The sailors of S.S. Caribou were tense, since the cargo ship S.S. Waterton had been torpedoed in the Cabot Strait just two days before. While Waterton’s crew were all rescued by their Navy escort, the attacking U-boat escaped. That same evening, the night crossing of S.S. Caribou and S.S. Burgeo was punctuated by exploding depth charges dropped by their naval escort all the way across the Cabot Strait.

Sailors on warship launching a depth charge

Depth charge fired from thrower on Royal Canadian Navy corvette

Canadian and Newfoundland sailors feared the German U-boats that were hunting in the North Atlantic. From mid-May to mid-October 1942, six U-boats had sunk 20 Allied ships in the St. Lawrence River and Gulf —without losing any submarines. Those attacks were part of the German Navy’s Operation Drumbeat (Paukenschlag), which targeted all shipping along the North American coast in 1942. Germany hoped to disrupt Britain’s supply chain and divert Allied warships away from protecting the trans-Atlantic convoys. This made things worse for the Royal Canadian Navy, which did not have enough warships to adequately protect shipping along the Atlantic coast.

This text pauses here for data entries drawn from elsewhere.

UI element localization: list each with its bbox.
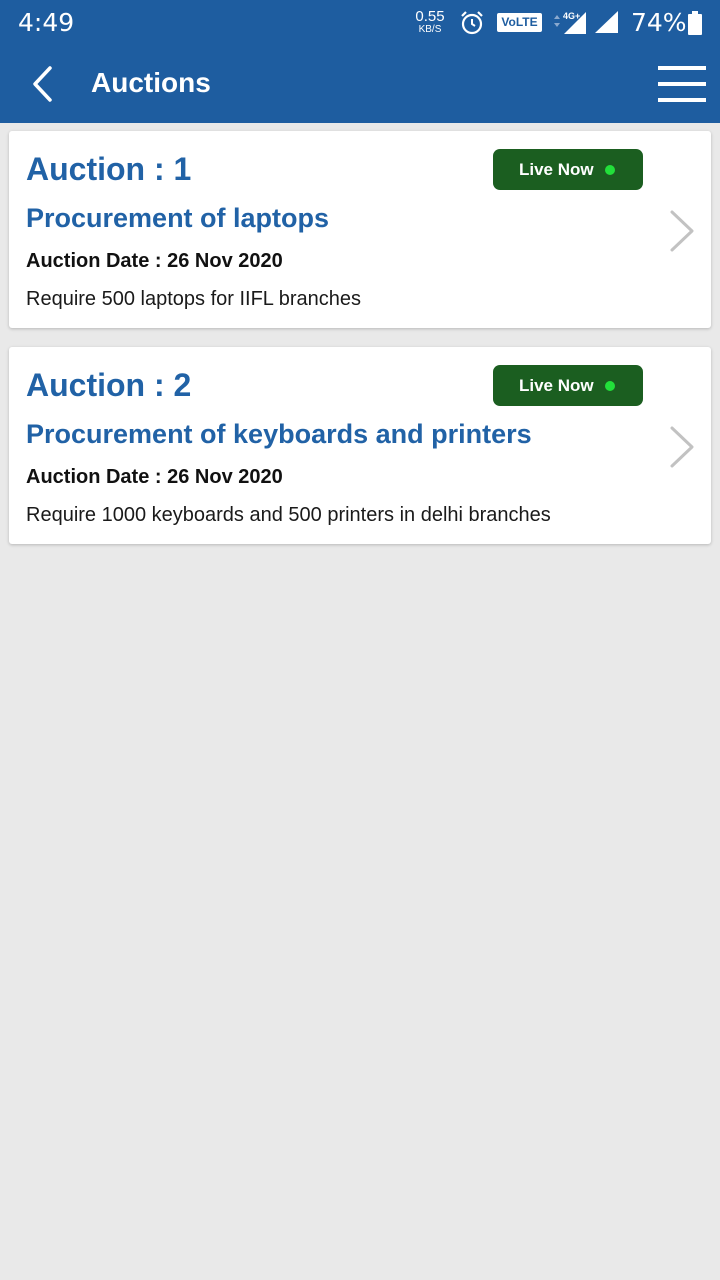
status-time: 4:49 <box>18 8 75 37</box>
auction-description: Require 1000 keyboards and 500 printers … <box>26 504 551 526</box>
battery-percent: 74% <box>631 8 687 37</box>
status-bar: 4:49 0.55 KB/S VoLTE 4G+ 74% <box>0 0 720 46</box>
auction-card-2[interactable]: Auction : 2 Live Now Procurement of keyb… <box>9 347 711 544</box>
alarm-icon <box>459 10 485 41</box>
signal-icon <box>594 10 620 39</box>
battery-icon <box>688 11 702 40</box>
network-speed: 0.55 KB/S <box>412 9 448 35</box>
network-type-label: 4G+ <box>563 11 580 21</box>
volte-badge: VoLTE <box>497 13 542 32</box>
auction-description: Require 500 laptops for IIFL branches <box>26 288 362 310</box>
live-status-badge: Live Now <box>493 365 643 406</box>
auction-title: Procurement of laptops <box>26 203 330 233</box>
chevron-right-icon[interactable] <box>667 425 697 474</box>
live-status-label: Live Now <box>519 376 594 395</box>
auction-date: Auction Date : 26 Nov 2020 <box>26 466 283 488</box>
live-dot-icon <box>605 381 615 391</box>
back-arrow-icon[interactable] <box>22 62 66 106</box>
auction-card-1[interactable]: Auction : 1 Live Now Procurement of lapt… <box>9 131 711 328</box>
live-dot-icon <box>605 165 615 175</box>
chevron-right-icon[interactable] <box>667 209 697 258</box>
app-bar: Auctions <box>0 46 720 123</box>
live-status-label: Live Now <box>519 160 594 179</box>
hamburger-menu-icon[interactable] <box>656 64 708 104</box>
signal-4g-icon: 4G+ <box>550 8 588 41</box>
network-speed-unit: KB/S <box>418 24 442 35</box>
live-status-badge: Live Now <box>493 149 643 190</box>
auction-number: Auction : 2 <box>26 367 192 403</box>
page-title: Auctions <box>91 67 211 98</box>
auction-date: Auction Date : 26 Nov 2020 <box>26 250 283 272</box>
network-speed-value: 0.55 <box>415 8 445 25</box>
auction-title: Procurement of keyboards and printers <box>26 419 532 449</box>
auction-number: Auction : 1 <box>26 151 192 187</box>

Map of the Gulf of St. Lawrence showing Allied ships sunk by U-boats in 1942

Map of 21 Allied ships sunk by German U-boats in 1942

The majority of U-boat victims were merchant vessels, but the strike on S.S. Caribou was exceptional. The torpedo that killed Israel Sheaves and sank the ferry also killed the most people in one attack in the Battle of the St. Lawrence.